Positive steps on Legacy

The Government’s approach to legacy as outlined by Secretary of State, The Rt. Hon. Brandon Lewis on 18th March was a positive step in addressing legacy issues in Northern Ireland. The House of Commons Northern Ireland Affairs Committee has posed a number of questions on the Government’s most recent proposals and has held a series of sessions to gather evidence, as well as accepting a number of written submissions.

The original Stormont House Agreement proposals on ‘legacy’ excluded any review of decades of terrorist destruction and consequent trauma, removing context and trying to write past conduct as if present reality.

The Stormont House proposals also shifted the weight of inquiry of legacy towards allegations against members of those who had sought to maintain order at a time of chaos – that context, of chaos, excluded.

While there was talk of new ‘evidence’ in the proposals from Stormont House, the construct of new agencies such as the HIU meant that this would include supposition around intent. Worse, new ‘non-criminal’ offences would retrospectively criminalise behaviour on the basis of subjective reasoning, with no access to redress or challenge by those accused.

The narrow nature of the inquiry would mean that any final review of all cases, within the legislative framework, would inevitably lead to a review sanitised of the past in context or action, almost wholly focused on State action.

In the five years since the Stormont House Agreement there has been a perceptible increase in what is described as ‘lawfare’, using legal challenge as a campaigning tool.
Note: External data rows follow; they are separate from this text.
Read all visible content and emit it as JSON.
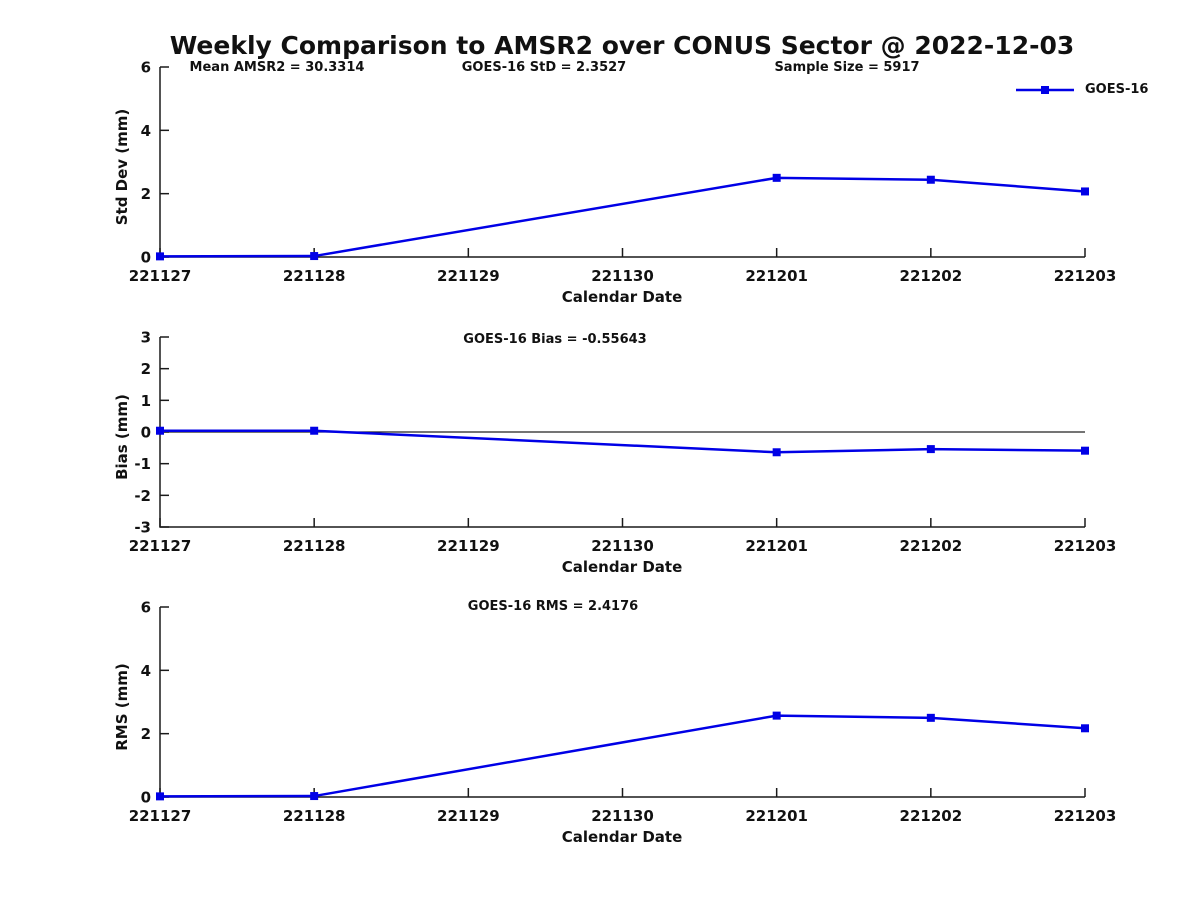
{
  "main_title": "Weekly Comparison to AMSR2 over CONUS Sector @ 2022-12-03",
  "annotations": [
    "Mean AMSR2 = 30.3314",
    "GOES-16 StD = 2.3527",
    "Sample Size = 5917"
  ],
  "legend": {
    "label": "GOES-16",
    "marker": "square",
    "position": "top-right"
  },
  "colors": {
    "line": "#0000E6",
    "axis": "#1a1a1a",
    "zero_line": "#222222",
    "text": "#111111",
    "background": "#ffffff"
  },
  "chart_data": [
    {
      "id": "std-dev",
      "type": "line",
      "title": "",
      "ylabel": "Std Dev (mm)",
      "xlabel": "Calendar Date",
      "x_ticklabels": [
        "221127",
        "221128",
        "221129",
        "221130",
        "221201",
        "221202",
        "221203"
      ],
      "yticks": [
        0,
        2,
        4,
        6
      ],
      "ylim": [
        0,
        6
      ],
      "grid": false,
      "zero_line": false,
      "series": [
        {
          "name": "GOES-16",
          "x": [
            "221127",
            "221128",
            "221201",
            "221202",
            "221203"
          ],
          "y": [
            0.02,
            0.03,
            2.5,
            2.44,
            2.07
          ]
        }
      ]
    },
    {
      "id": "bias",
      "type": "line",
      "title": "GOES-16 Bias  = -0.55643",
      "ylabel": "Bias (mm)",
      "xlabel": "Calendar Date",
      "x_ticklabels": [
        "221127",
        "221128",
        "221129",
        "221130",
        "221201",
        "221202",
        "221203"
      ],
      "yticks": [
        3,
        2,
        1,
        0,
        -1,
        -2,
        -3
      ],
      "ylim": [
        -3,
        3
      ],
      "grid": false,
      "zero_line": true,
      "series": [
        {
          "name": "GOES-16",
          "x": [
            "221127",
            "221128",
            "221201",
            "221202",
            "221203"
          ],
          "y": [
            0.04,
            0.04,
            -0.64,
            -0.54,
            -0.59
          ]
        }
      ]
    },
    {
      "id": "rms",
      "type": "line",
      "title": "GOES-16 RMS = 2.4176",
      "ylabel": "RMS (mm)",
      "xlabel": "Calendar Date",
      "x_ticklabels": [
        "221127",
        "221128",
        "221129",
        "221130",
        "221201",
        "221202",
        "221203"
      ],
      "yticks": [
        0,
        2,
        4,
        6
      ],
      "ylim": [
        0,
        6
      ],
      "grid": false,
      "zero_line": false,
      "series": [
        {
          "name": "GOES-16",
          "x": [
            "221127",
            "221128",
            "221201",
            "221202",
            "221203"
          ],
          "y": [
            0.02,
            0.03,
            2.57,
            2.5,
            2.17
          ]
        }
      ]
    }
  ]
}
The process has almost exclusively been focused on perceived State failures, a view of law without context of operational challenges of the past, and an apparently ready access to legal aid and the support of funded campaign groups that are ironically funded handsomely by the UK taxpayer. These groups have captured the public space, with other voices regularly berated for being ‘anti-rights’.

The focus on State failures has detracted from practical consequence of successive Government policy that effectively provides an amnesty for terrorists. The closure of the HET, largely on the basis of a single academic report, removed the only route to factual, evidential, review of the past. The Bloody Sunday Inquiry, only provided a partial truth recovery; IRA figures openly defied efforts the Inquiry’s truth recovery process by placing the organisation’s oath of Omerta above all else.

The context of events in the past are being lost in deliberations on the past. In response to the Northern Ireland Affairs Committee questions on the Government’s most recent proposals the following short points need to be made;

  • Whether the Government’s proposed approach will meet the needs of victims, survivors and their families;

With a de facto amnesty in place for terrorists, truth is the greatest victim. In the absence of context, truth is without meaning. While lawfare continues, driven by a vicious effort to rewrite history, the wounds of victims and their families will be picked on, like constantly picking at a scar; continually inflicting pain on those who have endured a life sentence of loss. IRA omerta assures the totality of truth will never be told.

  • What steps the Government can take to ensure that the proposed new legacy body is independent, balanced and open, and complies with the Belfast/Good Friday Agreement and ECHR commitments;

Any new legacy body needs to stick to the facts, look only at evidence, and avoid subjective unfounded musings that serve a political campaign but have no foundation in Law.   

  • The differences between the Government’s new proposals and the draft Stormont House Agreement Bill;

A step in the right direction, but still a long way to go.

  • Whether and how the Government’s proposals will promote reconciliation in Northern Ireland;

The past five years has seen an escalation in the effort to diminish and demean those who held a line between order and chaos. There is little sign that reconciliation is in any way a part of that political strategy. The campaigns to weaken legal and public institutions by questioning every aspect of administration and the undermining the Rule of Law need to be challenged robustly, legally and with greater energy than previous UK Governments have shown.

  • The potential merits of consolidating the bodies envisaged in the Stormont House Agreement into a single organisation;

Or none. Had the HET not been so summarily abandoned, the five years since could have seen a near completion of the task of evidential review.

  • The equity of the Government’s proposed approach to the re-investigation of cases;

There is no equity where the information is almost exclusively single source; i.e. State records.

  • What legislative steps the Government can take to address what have been described as vexatious claims against veterans.

“Vexatious claims” extend beyond those directed at Veterans. It is an entire industry, publicly funded directly or indirectly, and at its heart lies a political campaign to rewrite history and undermine the Rule of Law; to weaken the State. While what has been proposed is welcome, there is a long way to go to reverse this direction of travel, and to call out violent criminal challenge to the State for what it was.

The UK Government has made positive steps in respect to Legacy, in respect of vexatious claims and in reducing some of the most worrying aspects of the Stormont House Agreement. There is still some considerable way to go.